Stephen, who had come to understand and enjoy most of her moods, took a positive delight in showing her around. The kitchen had been remodeled from its old farmhouse days, a large window added on the lakeside, every piece of equipment not only modern but the best available.
Kate put her hands to her cheeks as she looked at it. “Oh, Stephen, if only we can have a house like this.”
“We will, someday, Kate.”
She turned and hugged him.
Outside, there was a small orchard and an area set off by stones for a kitchen garden. The barn stood on the far side of the orchard. It was a stone building with a new corrugated metal roof, and was easily half again as big as the house. A tall growth of weeds lapped against the stone sides of the barn but the path from the house through the orchard to a small side door was clear and neatly trimmed at the borders.
Stephen unlocked the padlock and swung the door open for Kate. He flipped the light switch beside the door as she stepped through. Brilliant illumination flooded the one large room, pouring down from banks of reflectors suspended from the rafters by pipes. The big tank dominated the center of the area. It was a full six meters long, two and a quarter meters in diameter. There were two quartz windows on each side, small and set at eye level, plus another even smaller quartz window in the pressure-sealed airlock hatch at the near end.
Kate, who had heard Stephen’s descriptions of his stays in the tank, said: “It’s so small. Did you really stay in there four days once?”
“It’s comfortable enough,” he said. “There’s a double-seal sanitary exhaust system
. It has a telephone. The only uncomfortable part was wearing all the connections for Peard to monitor my vital signs.”
Stephen led Kate around to the far side, showing her the long bench of instruments there, the leads into the tank and, at the end, the racks and shelves of scuba gear that they used in the lough, and then at the far end, the two French-made compressors with their elaborate air filters.

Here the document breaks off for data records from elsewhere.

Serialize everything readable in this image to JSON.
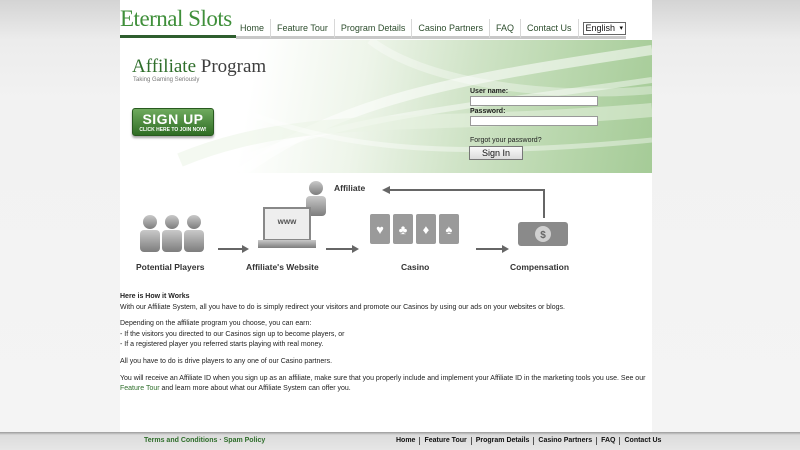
{
  "header": {
    "logo_text": "Eternal Slots",
    "nav": [
      "Home",
      "Feature Tour",
      "Program Details",
      "Casino Partners",
      "FAQ",
      "Contact Us"
    ],
    "language": "English"
  },
  "banner": {
    "title_highlight": "Affiliate",
    "title_rest": " Program",
    "subtitle": "Taking Gaming Seriously",
    "signup_main": "SIGN UP",
    "signup_sub": "CLICK HERE TO JOIN NOW!",
    "username_label": "User name:",
    "password_label": "Password:",
    "forgot_password": "Forgot your password?",
    "signin_button": "Sign In"
  },
  "diagram": {
    "affiliate": "Affiliate",
    "potential_players": "Potential Players",
    "affiliates_website": "Affiliate's Website",
    "website_screen_text": "www",
    "casino": "Casino",
    "compensation": "Compensation"
  },
  "content": {
    "heading": "Here is How it Works",
    "intro": "With our Affiliate System, all you have to do is simply redirect your visitors and promote our Casinos by using our ads on your websites or blogs.",
    "earn_intro": "Depending on the affiliate program you choose, you can earn:",
    "earn_item_1": "- If the visitors you directed to our Casinos sign up to become players, or",
    "earn_item_2": "- If a registered player you referred starts playing with real money.",
    "drive": "All you have to do is drive players to any one of our Casino partners.",
    "id_text_1": "You will receive an Affiliate ID when you sign up as an affiliate, make sure that you properly include and implement your Affiliate ID in the marketing tools you use. See our",
    "feature_tour_link": "Feature Tour",
    "id_text_2": " and learn more about what our Affiliate System can offer you."
  },
  "footer": {
    "left_links": [
      "Terms and Conditions",
      "Spam Policy"
    ],
    "separator": "·",
    "right_links": [
      "Home",
      "Feature Tour",
      "Program Details",
      "Casino Partners",
      "FAQ",
      "Contact Us"
    ]
  },
  "colors": {
    "brand_green": "#2f6e2b",
    "logo_green": "#3f8f3a",
    "button_green": "#4a8a3c"
  }
}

Kate peered through one of the quartz windows into the tank. “I’d be bored silly in there all that time,” she said.
“I took some of my books. Really, Kate, it was quite peaceful. I studied and slept most of the time.”

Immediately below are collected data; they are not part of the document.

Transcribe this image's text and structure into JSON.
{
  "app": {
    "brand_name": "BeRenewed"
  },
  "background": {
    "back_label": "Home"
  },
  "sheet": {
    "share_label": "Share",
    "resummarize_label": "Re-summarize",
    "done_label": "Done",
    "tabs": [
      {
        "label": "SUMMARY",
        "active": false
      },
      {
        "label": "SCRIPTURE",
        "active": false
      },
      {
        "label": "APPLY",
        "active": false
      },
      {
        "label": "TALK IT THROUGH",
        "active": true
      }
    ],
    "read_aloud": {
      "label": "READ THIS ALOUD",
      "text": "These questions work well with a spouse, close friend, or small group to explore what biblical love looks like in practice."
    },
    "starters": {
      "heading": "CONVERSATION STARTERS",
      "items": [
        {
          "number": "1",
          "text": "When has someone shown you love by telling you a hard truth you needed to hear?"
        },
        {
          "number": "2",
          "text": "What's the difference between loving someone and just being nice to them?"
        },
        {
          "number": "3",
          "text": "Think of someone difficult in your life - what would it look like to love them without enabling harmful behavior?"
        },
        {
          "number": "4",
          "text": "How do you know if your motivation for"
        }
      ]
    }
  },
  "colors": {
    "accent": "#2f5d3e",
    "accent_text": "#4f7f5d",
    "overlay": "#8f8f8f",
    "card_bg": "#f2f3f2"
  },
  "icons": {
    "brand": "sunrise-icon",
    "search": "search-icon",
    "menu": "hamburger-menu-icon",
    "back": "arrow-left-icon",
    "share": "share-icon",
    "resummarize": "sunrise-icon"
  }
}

Kate pushed herself away from the cold metal and brushed her hands against her skirt. “I want to make us a fine dinner in that kitchen,” she said. “I’ve never seen such a grand kitchen. Did you get all the things on my list?”
“They’re in the boot.”
While Kate busied herself in the kitchen, Stephen brought in their suitcases, the separate packs of their books from school and Peard’s blood-saturation tables. He left the suitcases on the bed, made sure Kate did not need anything more from the store at the village, then set himself up to study in the tiny parlor. He could hear Kate humming as she worked, the clatter of pans. It was possible to imagine the two of them safely married, a calm domesticity about their lives. The mood stayed with him all through dinner and right up to the instant in bed when he showed Kate how he intended to be careful. He held up a condom that one of his fellow students had bought in England.
Kate, her face flushed, grabbed it out of his hand and hurled it across the room.
“Stephen! It’s sin enough what we do, but I’ll not have that on my soul!”
It took him almost an hour to calm her, but then she was especially tender, crying against his shoulder and laughing. They went to sleep with her head cradled against his chest.